We characterized all ceftazidime-avibactam-resistant KPC-producing K. pneumoniae (KPC-Kp) isolates recovered from both patients and environmental samples at the ICU of our hospital in 2020, during the COVID-19 pandemic initiation. Antimicrobial susceptibility testing (Sensititre-EUMDROXF; disk-diffusion) and WGS analysis (Illumina-Novaseq/Miseq; Oxford Nanopore-MinION) were performed. Ten patients (16% of ICU patients) were colonized/infected by a ceftazidime-avibactam-resistant KPC-Kp isolate (March-December), six of them during/after treatment with ceftazidime-avibactam. Two ceftazidime-avibactam-resistant KPC-Kp were also recovered from two ICU sinks (July-September).

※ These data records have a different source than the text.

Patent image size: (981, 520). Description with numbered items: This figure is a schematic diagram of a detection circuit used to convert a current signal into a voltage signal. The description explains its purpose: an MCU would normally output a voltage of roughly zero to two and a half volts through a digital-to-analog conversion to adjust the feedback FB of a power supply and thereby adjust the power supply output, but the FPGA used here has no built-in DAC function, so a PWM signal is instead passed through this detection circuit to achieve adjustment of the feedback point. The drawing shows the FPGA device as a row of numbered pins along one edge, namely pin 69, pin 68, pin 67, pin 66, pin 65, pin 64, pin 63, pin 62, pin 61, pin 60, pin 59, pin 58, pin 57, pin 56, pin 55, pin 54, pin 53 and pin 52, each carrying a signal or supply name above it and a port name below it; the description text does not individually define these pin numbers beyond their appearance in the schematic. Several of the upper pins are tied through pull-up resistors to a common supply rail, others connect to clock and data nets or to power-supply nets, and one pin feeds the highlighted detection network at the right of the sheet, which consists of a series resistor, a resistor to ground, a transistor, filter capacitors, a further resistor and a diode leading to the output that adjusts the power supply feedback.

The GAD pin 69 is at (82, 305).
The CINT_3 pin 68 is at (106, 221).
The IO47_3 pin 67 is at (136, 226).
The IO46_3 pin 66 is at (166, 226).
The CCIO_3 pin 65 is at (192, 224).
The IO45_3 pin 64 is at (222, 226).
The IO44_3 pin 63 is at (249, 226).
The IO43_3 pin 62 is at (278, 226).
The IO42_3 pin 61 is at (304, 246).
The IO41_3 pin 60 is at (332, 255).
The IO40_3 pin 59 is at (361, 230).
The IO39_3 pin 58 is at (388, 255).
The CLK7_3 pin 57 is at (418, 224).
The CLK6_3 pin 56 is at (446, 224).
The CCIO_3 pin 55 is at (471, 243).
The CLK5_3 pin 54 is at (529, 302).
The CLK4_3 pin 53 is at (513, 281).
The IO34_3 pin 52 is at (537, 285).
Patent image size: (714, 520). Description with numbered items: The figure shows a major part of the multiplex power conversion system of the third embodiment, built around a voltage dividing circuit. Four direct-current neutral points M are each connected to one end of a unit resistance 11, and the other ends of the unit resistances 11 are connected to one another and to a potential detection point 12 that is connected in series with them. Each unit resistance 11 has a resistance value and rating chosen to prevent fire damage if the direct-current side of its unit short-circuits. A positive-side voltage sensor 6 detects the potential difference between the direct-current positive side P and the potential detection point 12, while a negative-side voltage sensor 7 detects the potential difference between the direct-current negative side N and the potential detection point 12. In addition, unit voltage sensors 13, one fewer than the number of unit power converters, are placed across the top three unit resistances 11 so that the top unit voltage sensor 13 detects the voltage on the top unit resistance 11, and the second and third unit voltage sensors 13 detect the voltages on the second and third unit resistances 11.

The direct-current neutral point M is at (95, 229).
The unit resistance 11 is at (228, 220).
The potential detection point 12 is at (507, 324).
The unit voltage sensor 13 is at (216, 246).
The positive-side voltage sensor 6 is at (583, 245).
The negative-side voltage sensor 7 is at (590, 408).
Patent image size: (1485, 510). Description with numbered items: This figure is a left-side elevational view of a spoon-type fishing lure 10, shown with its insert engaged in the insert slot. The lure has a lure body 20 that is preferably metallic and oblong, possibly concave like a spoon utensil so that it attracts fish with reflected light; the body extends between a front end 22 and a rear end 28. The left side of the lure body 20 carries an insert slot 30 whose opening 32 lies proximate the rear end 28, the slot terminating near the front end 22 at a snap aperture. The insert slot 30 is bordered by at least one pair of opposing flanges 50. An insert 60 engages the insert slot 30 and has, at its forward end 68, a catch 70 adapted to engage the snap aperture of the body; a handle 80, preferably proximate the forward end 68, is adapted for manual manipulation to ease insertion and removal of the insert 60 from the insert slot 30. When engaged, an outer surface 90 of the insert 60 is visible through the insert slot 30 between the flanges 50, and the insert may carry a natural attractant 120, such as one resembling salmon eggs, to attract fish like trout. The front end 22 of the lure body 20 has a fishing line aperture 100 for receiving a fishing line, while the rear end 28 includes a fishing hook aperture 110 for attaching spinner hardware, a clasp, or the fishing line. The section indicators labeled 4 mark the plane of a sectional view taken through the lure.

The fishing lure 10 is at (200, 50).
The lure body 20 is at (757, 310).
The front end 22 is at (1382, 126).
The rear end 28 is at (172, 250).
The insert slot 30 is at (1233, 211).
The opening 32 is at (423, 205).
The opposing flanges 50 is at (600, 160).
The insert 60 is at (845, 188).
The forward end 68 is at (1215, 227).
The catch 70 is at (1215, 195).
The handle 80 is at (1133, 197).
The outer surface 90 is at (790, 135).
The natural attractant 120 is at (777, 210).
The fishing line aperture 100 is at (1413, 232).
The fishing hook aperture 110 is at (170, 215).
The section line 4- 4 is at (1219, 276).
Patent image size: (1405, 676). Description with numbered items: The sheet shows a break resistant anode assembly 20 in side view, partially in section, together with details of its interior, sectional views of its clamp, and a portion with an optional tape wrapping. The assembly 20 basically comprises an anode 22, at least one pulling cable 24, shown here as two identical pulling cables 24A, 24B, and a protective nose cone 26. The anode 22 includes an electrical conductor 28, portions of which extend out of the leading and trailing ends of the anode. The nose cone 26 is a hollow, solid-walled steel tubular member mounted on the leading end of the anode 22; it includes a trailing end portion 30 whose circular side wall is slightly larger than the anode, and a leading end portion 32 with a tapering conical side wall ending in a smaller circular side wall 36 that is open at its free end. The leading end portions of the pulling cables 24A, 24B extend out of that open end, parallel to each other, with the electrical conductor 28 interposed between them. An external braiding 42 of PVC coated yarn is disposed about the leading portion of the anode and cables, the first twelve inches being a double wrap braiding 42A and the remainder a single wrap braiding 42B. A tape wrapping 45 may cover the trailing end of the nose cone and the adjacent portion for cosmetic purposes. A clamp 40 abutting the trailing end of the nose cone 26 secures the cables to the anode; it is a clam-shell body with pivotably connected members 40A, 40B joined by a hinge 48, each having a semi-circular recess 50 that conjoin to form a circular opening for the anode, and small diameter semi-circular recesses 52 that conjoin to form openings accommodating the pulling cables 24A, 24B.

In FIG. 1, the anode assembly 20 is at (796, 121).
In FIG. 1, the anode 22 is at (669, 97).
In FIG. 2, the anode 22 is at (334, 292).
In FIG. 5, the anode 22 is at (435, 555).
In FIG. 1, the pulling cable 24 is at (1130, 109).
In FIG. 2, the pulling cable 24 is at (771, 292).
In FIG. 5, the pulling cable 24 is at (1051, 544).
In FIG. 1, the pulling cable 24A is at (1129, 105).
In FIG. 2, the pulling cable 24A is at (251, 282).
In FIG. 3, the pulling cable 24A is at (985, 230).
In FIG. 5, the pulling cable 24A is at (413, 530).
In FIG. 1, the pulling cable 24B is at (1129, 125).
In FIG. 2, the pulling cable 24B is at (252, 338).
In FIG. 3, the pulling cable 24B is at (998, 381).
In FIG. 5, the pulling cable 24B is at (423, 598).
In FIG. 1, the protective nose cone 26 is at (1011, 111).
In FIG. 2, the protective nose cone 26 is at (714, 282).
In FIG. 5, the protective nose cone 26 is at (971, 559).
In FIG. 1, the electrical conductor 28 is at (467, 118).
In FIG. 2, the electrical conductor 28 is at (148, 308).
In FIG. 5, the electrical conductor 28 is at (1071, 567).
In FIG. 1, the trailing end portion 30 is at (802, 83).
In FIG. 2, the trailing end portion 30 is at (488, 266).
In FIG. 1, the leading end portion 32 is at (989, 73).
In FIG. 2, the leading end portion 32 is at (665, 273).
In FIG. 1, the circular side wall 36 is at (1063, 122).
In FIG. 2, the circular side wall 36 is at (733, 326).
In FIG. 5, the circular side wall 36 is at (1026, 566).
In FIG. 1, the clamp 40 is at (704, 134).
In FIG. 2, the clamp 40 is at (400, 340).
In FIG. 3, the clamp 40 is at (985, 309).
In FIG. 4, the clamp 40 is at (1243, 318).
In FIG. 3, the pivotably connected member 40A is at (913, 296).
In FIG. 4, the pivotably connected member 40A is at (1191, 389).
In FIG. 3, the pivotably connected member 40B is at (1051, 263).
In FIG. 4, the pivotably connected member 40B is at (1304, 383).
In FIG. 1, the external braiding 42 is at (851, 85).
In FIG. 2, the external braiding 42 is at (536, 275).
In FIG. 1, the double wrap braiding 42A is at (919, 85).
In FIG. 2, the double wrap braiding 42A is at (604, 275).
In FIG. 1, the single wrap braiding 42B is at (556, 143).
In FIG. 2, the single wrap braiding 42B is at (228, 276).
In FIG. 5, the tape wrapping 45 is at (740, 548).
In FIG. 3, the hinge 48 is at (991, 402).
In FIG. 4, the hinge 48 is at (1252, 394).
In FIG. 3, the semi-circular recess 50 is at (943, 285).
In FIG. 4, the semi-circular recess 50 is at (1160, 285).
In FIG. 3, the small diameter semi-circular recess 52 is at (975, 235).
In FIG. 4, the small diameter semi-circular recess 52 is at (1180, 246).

All isolates belonged to ST307 clone and had identical resistance gene content. Six KPC-variants were detected in patient isolates (KPC-62, KPC-92, KPC-150, KPC-66, KPC-53, KPC-46). KPC-92 and KPC-66 variants were also detected in sink isolates. Regardless of the origin (patients or sinks), KPC-92-, KPC-150 and KPC-62-Kp isolates combining altered porin proteins also exhibited increased/resistant MIC values to cefiderocol, cefepime-taniborbactam, aztreonam-avibactam, meropenem-vaborbactam and/or imipenem-relebactam. A cgMLST analysis demonstrated the clonal spread of KPC-ST307-Kp within the ICU, between patients and the hospital environment. Clustering was observed mainly by KPC variants (KPC-92, KPC-62). A variant calling analysis and plasmid characterization showed possible transmission between patients and sinks. Our results suggest that the patient care environment likely contributed to persistence and spread of last-line antibiotics-resistant KPC-Kp within the ICU during the COVID-19 pandemic.